Ameijoas à Bulhão Pato are from Costa da Caparica (Almada) in the region of Lisbon, not from Nazaré! You can use any type of clams but of course we use the ones form the region which are pretty common and look like the typical clam: http://en.wikipedia.org/wiki/Clam
Good luck with your cooking
Hi [VT member 1586e3], thank you [VT member 1586e3] your reply. I have eaten in many restaurants in Nazare that serve Ameijoas a Bulhao Pato. I did not realize that the clams only came from the Lisbon area, considering that is just 75km down the coast? That part made me giggle. Also have you read the Wikipedia entry for clams? There are 200 edible, different types of clams.
Does anyone know what the very small, little neck, white, clams are called that they use? Soft shell? Hard shell? Manilo?
I don't think you understand my reply. The dish itself is typical from Costa da Caparica not Nazaré. Nazaré is a very small town so it's like wanting to know about a particular typical regional dish, for example, a quiche (lorraine) and then going to the Concarneau forum to ask about it. Ok, so you ate it there but it doesnt make much sense...
but ok, you can make Ameijoas à Bulhão Pato with any kind of clams - I've shown you a picture of a typical clam that is used to do the dish...

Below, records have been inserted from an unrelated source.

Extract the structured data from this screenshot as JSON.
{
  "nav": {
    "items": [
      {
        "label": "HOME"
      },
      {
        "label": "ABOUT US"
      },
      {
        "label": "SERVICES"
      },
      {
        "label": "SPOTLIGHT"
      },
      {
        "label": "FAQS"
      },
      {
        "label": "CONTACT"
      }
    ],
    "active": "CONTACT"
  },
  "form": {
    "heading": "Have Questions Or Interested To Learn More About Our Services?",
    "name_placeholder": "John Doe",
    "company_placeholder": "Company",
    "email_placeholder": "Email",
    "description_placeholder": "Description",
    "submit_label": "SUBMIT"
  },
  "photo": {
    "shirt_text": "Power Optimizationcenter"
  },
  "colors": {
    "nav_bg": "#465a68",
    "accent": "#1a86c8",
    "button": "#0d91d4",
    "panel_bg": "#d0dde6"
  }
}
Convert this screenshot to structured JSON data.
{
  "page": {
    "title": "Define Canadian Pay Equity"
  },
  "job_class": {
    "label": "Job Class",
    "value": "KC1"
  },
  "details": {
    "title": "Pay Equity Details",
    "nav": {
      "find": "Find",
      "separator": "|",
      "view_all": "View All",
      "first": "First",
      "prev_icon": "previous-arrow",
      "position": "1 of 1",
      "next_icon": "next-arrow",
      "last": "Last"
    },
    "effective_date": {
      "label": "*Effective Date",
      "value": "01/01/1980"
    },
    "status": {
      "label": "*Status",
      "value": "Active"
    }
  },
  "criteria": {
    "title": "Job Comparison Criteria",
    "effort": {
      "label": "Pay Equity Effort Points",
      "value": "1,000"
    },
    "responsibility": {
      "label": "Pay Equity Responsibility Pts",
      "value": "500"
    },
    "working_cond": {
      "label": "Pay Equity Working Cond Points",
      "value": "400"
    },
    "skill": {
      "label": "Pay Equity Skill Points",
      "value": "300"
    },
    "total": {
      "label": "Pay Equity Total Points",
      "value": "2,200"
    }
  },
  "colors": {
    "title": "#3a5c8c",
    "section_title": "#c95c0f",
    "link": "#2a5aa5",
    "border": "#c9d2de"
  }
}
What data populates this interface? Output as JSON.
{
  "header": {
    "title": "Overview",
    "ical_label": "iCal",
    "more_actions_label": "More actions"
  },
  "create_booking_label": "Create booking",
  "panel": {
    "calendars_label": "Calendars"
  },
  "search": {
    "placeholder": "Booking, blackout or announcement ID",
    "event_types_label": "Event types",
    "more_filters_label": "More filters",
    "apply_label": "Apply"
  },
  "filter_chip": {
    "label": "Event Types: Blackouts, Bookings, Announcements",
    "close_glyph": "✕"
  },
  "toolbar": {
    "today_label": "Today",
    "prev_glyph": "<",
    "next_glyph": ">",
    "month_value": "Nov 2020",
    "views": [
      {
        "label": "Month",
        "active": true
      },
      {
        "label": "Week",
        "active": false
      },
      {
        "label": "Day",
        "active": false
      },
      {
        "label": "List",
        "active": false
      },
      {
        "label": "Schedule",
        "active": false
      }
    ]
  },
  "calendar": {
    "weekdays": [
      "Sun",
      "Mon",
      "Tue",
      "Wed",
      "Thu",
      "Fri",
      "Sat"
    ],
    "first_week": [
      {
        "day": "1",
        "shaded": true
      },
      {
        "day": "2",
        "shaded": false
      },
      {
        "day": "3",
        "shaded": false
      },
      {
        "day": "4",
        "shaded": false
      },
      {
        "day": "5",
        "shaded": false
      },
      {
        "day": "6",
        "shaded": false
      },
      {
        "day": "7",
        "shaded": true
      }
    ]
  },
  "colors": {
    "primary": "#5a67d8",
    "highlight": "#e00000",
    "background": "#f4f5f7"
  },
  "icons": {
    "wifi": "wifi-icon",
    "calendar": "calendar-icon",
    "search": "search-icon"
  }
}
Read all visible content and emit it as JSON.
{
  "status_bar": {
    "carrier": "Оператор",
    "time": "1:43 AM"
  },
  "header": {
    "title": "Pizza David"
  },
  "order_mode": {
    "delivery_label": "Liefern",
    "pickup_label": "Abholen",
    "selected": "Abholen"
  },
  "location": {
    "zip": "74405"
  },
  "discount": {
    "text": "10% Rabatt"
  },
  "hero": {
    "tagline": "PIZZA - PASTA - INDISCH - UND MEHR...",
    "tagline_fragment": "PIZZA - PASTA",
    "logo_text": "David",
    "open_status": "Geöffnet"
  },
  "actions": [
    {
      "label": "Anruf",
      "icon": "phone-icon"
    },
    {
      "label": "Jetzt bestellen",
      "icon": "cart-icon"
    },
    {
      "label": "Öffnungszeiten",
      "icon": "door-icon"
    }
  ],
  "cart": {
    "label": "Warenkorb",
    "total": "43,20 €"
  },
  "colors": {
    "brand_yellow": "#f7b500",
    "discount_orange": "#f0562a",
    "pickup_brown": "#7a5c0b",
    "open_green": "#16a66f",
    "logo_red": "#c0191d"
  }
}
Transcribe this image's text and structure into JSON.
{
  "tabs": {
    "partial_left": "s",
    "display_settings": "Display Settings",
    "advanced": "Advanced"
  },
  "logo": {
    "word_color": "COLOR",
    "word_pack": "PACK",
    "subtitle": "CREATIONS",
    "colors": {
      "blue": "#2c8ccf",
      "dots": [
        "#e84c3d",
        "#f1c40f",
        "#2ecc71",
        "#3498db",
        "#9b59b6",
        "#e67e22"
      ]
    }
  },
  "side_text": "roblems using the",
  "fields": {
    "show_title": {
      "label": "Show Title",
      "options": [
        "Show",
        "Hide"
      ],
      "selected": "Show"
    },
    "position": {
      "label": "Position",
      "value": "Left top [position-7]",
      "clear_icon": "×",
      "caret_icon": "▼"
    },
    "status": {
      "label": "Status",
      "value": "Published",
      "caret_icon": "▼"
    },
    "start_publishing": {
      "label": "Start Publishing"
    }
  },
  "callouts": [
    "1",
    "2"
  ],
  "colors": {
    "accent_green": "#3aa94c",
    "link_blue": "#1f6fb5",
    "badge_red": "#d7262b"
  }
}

Ruditapes decussatus - Ameijoa-boa
Again, I appreciate your response but please click on the link below. These are the clams that I am looking for the name of. Very small and white...do you know the name of this specific clam, not the family of clams because there are 200 of them, just this specific very small, white clam that are served at the outdoor restaurants in Nazare? They are in boxes of water, alive, squirting water, cleaning themselves out of sand, in front of some of the little restaurants.
Thank You in advance
The white type is Spisula solida. We have another type we use which is different from normal clams (ameijoas) called cadelinhas, but these are more to the green colour and they are smaller than clams. Here is an image of cadelinhas petiscos.com/smf/index.php?t...
Can these be what you are looking for? Cadelinhas are also cooked in the same fashion (à Bulhão Pato).
By the way, all types of clams and other sea food will be standing on front of restaurants in "boxes of water, alive, squirting water, cleaning themselves out of sand", and lots of clams are used to do ameijoas à Bulhão Pato, so it's difficult to tell which you ate.